Eu ainda estava confusa.

— Certo, mas o que eu faço agora, já que nem consigo controlar minhas asas?

— Vamos. — Ela respondeu abrindo a porta da sala. — Vou lhe explicar algumas coisas.

Voltamos ao grande espaço onde todos os outros ficavam e começamos a andar pelas passarelas.

— Eu criei esse lugar aqui para que fosse possível nascer uma resistência contra a ilha. — Safira voltou a falar. — Aqui eu pude desenvolver muitas coisas, como a poção que você tomou para respirar embaixo da água. — Ela fez uma pausa enquanto descíamos uma escada. — Mas uma das principais coisas foi a invocação. — Safira abriu uma nova porta na parede do bunker, porém essa, diferente das outras, não ficava no meio da parede ligada a uma passarela, mas sim no chão do lugar. — Eu posso te fazer uma oferta: eu posso invocar a sua habilidade que você vai desenvolver no futuro, assim você não terá que treinar para tê-las, só para mantê-las. No entanto, você precisa saber que isso dói, pois cria um grande loop no tempo: você só tem a habilidade no futuro porque tem a do presente que você adquiriu pegando a do futuro que é provinda do seu passado que você pegou do futuro... — Ela interrompeu o ciclo sem fim. — Lidar com isso é muito difícil. Por isso é necessário ter um controle mental muito grande... — Ela parou de falar novamente deixando que meus pensamentos fluíssem. Sendo assim, a decisão é sua.

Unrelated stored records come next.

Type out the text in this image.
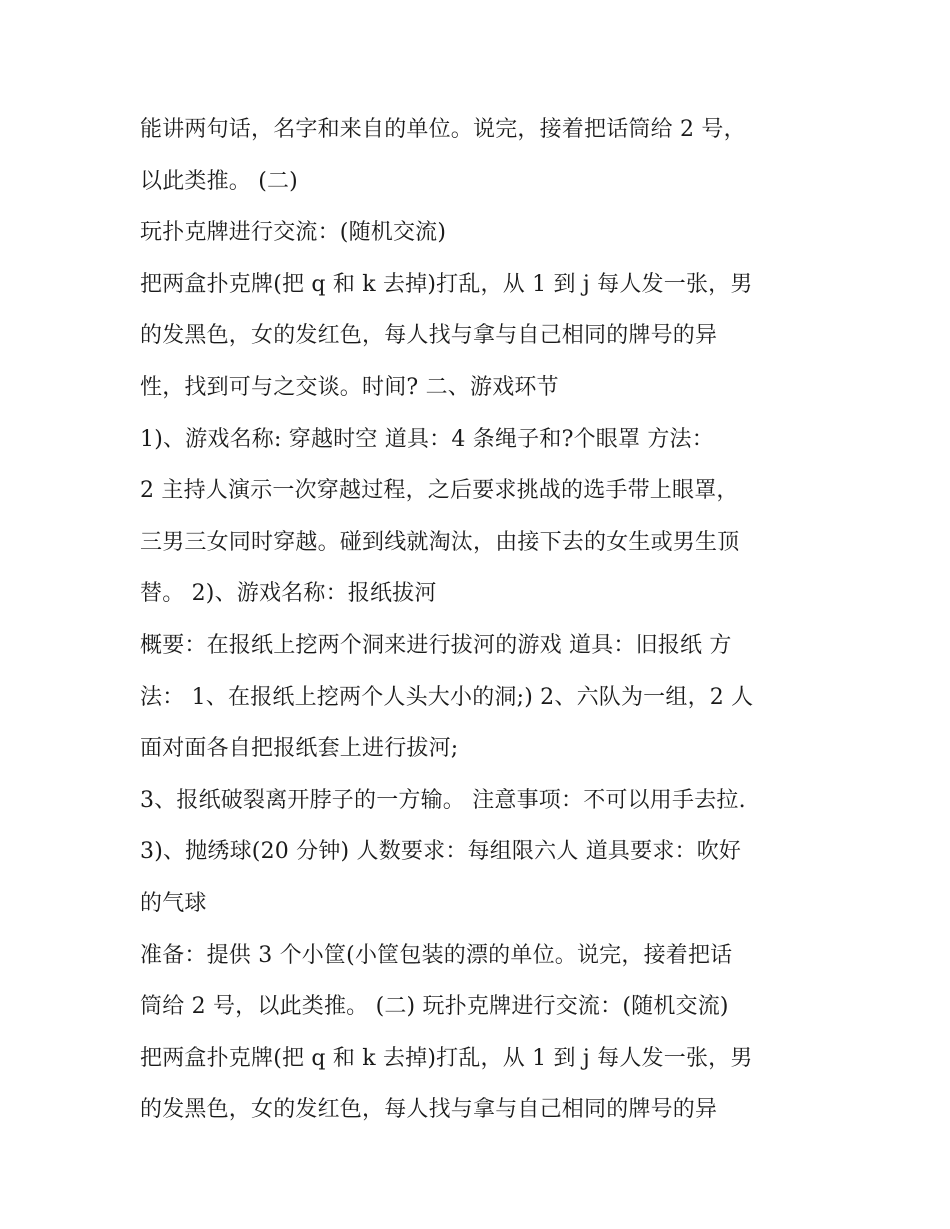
能讲两句话，名字和来自的单位。说完，接着把话筒给 2 号，

以此类推。 (二)

玩扑克牌进行交流：(随机交流)

把两盒扑克牌(把 q 和 k 去掉)打乱，从 1 到 j 每人发一张，男

的发黑色，女的发红色，每人找与拿与自己相同的牌号的异

性，找到可与之交谈。时间? 二、游戏环节

1)、游戏名称: 穿越时空 道具：4 条绳子和?个眼罩 方法：

2 主持人演示一次穿越过程，之后要求挑战的选手带上眼罩，

三男三女同时穿越。碰到线就淘汰，由接下去的女生或男生顶

替。 2)、游戏名称：报纸拔河

概要：在报纸上挖两个洞来进行拔河的游戏 道具：旧报纸 方

法： 1、在报纸上挖两个人头大小的洞;) 2、六队为一组，2 人

面对面各自把报纸套上进行拔河;

3、报纸破裂离开脖子的一方输。 注意事项：不可以用手去拉.

3)、抛绣球(20 分钟) 人数要求：每组限六人 道具要求：吹好

的气球

准备：提供 3 个小筐(小筐包装的漂的单位。说完，接着把话

筒给 2 号，以此类推。 (二) 玩扑克牌进行交流：(随机交流)

把两盒扑克牌(把 q 和 k 去掉)打乱，从 1 到 j 每人发一张，男

的发黑色，女的发红色，每人找与拿与自己相同的牌号的异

— Outras pessoas já fizeram isso? — Perguntei hesitante.

— Sim.

— E?

— Eu já fiz isso com três pessoas.

— E o que aconteceu com elas?

— Uma não aguentou outra desistiu e a outra o fez com sucesso.

— O que aconteceu com a primeira?

— Ela não aguentou o peso da interpretação do tempo... — Safira falava calma como se memórias infelizes lhe voltassem a mente. — Ela enlouqueceu... No fim, perdeu qualquer resquício de sanidade poucos dias depois.

Eu sentia um desconforto, mas ele estava unido a uma necessidade de saber tudo o que já acontecera.

— E a segunda?

— Ela desistiu no meio do processo. — Sua voz tinha um leve tom de culpa misturado com raiva. — O que fez com que nunca tivesse as habilidades que teria se não o tivesse feito.

Anotação mental: Não desistir.

— E a terceira?

— Está olhando para ela.

Fiquei novamente confusa.

— Aplicou em você mesma?

— Sim. — Sua resposta fora simples e rápida.

— Para? — Perguntei já com a cabeça doendo.

— Para poder aplicar em outros.

— Como assim?

— Eu invoquei meu poder de invocação.

Certo... Não vamos mais perguntar.

Se fizermos poderá dar muito errado... Mas se tiverem que esperar até que eu aprenda tudo necessário... Vai demorar muito tempo... Eu tenho que voltar para casa...

— Ótimo, vamos fazer isso.

— Muito bem. — Disse fechando a porta. — Será mais rápido do que você imagina. — Ela me conduziu até o centro da sala de formato cilíndrico. — Cruze as pernas e mantenha a coluna ereta. — Ela se afastou para ficar em pé de frente para min enquanto eu a obedecia. — Agora, feche os olhos e respire fundo...

Vi a escuridão provocada pelas minhas pálpebras e senti o ar entrar e sair dos meus pulmões.

Não ouvi mais nada por longos segundos e me perguntei se Safira ainda estava ali. Quando estava prestes a abrir os olhos, senti uma coisa estranha dentro de mim, como se houvesse muita dor sem ela existir.

Uma imagem apareceu na minha mente. Vi a eu mesma atirando de distâncias longínquas e acertando no centro de alvos muito pequenos. Dessa forma, imagens semelhantes também apareceram e sumiram.

Em seguida, me assisti voando alto sobre colinas e desviando de percursos bem elaborados. Do mesmo modo que antes, mais imagens começaram a aparecer e desaparecer cada vez mais rápido.

As imagens dos dois tipos se mostravam cada vez por menos tempo e, fui percebendo aos poucos, eu me vi envelhecendo com tais habilidades.

Naquele momento, eu via uma versão muito mais velha minha voando sozinha. Assistindo a cena, senti uma dor na boca do estômago e, dessa vez, ela existia.

Quando a dor já era insuportável, senti uma voz dentro de mim que me lembrava repetindo: Controle mental... Controle mental...

Via muitas imagens. Ouvia muitas vozes. Sentia muita dor.

Apenas se deixe levar... Solte sua mente...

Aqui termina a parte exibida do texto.